I have lived in numerous states, and moved to Texas when I got out of the Navy in 2000. My Oldman invited me to move back to NY and live on a property he was buying back in 2004, I felt like it was what God wanted me to do. I did it. I will say I experienced the hardest time in my life. I can’t explain why, not that anyone would understand if I tried, but it was very personal. I moved me and my 3 kids back(my fourth was born here), I left my job to do it. I had a string of unsavory jobs, including a period of unemployment (for me was brutal), and I felt like I got suckered because my Oldman was still the same (I ended up with the best job of my life in the end). After a few years(and trials), he ended up writing me a letter, asking for forgiveness. Of course I told him he was forgiven, and he acted like a man unchained after that. I knew why I had come home(to Yankee land). Six months later he was diagnosed with cancer, nine months later my mother was diagnosed with cancer, in the middle of them my grandfather who was still alive fell and ended up in a nursing home, and six month later my grandmother fell and ended up in the same nursing home. After that my mother, my grandfather, my father, then my grandmother all passed away in that order between 2009 and 2010. I had siblings to help(and they did thank God), but if I was not here it would have been a much worse. I knew.

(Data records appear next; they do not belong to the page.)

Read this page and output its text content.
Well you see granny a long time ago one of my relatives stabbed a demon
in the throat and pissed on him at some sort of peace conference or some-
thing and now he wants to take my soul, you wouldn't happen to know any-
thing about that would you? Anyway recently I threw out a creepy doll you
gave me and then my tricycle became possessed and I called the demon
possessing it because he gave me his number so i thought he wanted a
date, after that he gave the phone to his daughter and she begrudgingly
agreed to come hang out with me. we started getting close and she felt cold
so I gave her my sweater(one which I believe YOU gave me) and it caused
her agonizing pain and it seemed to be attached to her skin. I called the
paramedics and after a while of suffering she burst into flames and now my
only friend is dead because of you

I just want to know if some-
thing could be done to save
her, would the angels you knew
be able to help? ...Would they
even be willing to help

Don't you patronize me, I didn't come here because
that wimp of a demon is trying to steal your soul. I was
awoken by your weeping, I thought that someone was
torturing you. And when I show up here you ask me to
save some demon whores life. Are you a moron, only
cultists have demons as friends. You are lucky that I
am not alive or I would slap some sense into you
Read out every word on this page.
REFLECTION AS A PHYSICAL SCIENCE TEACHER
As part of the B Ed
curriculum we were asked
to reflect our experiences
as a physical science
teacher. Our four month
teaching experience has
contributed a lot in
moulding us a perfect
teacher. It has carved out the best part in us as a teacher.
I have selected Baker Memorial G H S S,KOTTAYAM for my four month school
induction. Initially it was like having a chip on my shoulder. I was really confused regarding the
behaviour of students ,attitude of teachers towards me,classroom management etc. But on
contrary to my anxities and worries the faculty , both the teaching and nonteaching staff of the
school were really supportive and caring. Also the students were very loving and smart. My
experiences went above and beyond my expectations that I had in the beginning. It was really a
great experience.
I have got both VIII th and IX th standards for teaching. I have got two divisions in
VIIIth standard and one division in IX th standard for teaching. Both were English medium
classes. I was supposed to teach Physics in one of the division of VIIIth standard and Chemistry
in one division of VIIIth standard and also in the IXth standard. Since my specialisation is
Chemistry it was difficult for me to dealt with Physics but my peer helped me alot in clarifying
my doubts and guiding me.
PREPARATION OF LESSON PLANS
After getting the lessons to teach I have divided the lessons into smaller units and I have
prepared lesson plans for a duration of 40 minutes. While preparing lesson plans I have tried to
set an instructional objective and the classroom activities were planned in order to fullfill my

Now two of my kids are on their own, one in college and one in high school. I am married to the mother of all my kids and the wife of my youth to this day, and lover her dearly. I would sacrifice everything for my kids and wife, and my dying wish is for my kids to look back and say, “damn my Oldman was a great guy, he did right by me”. What did I give back to my country, four great kids, the future, so long as a bunch of scum don’t steal it.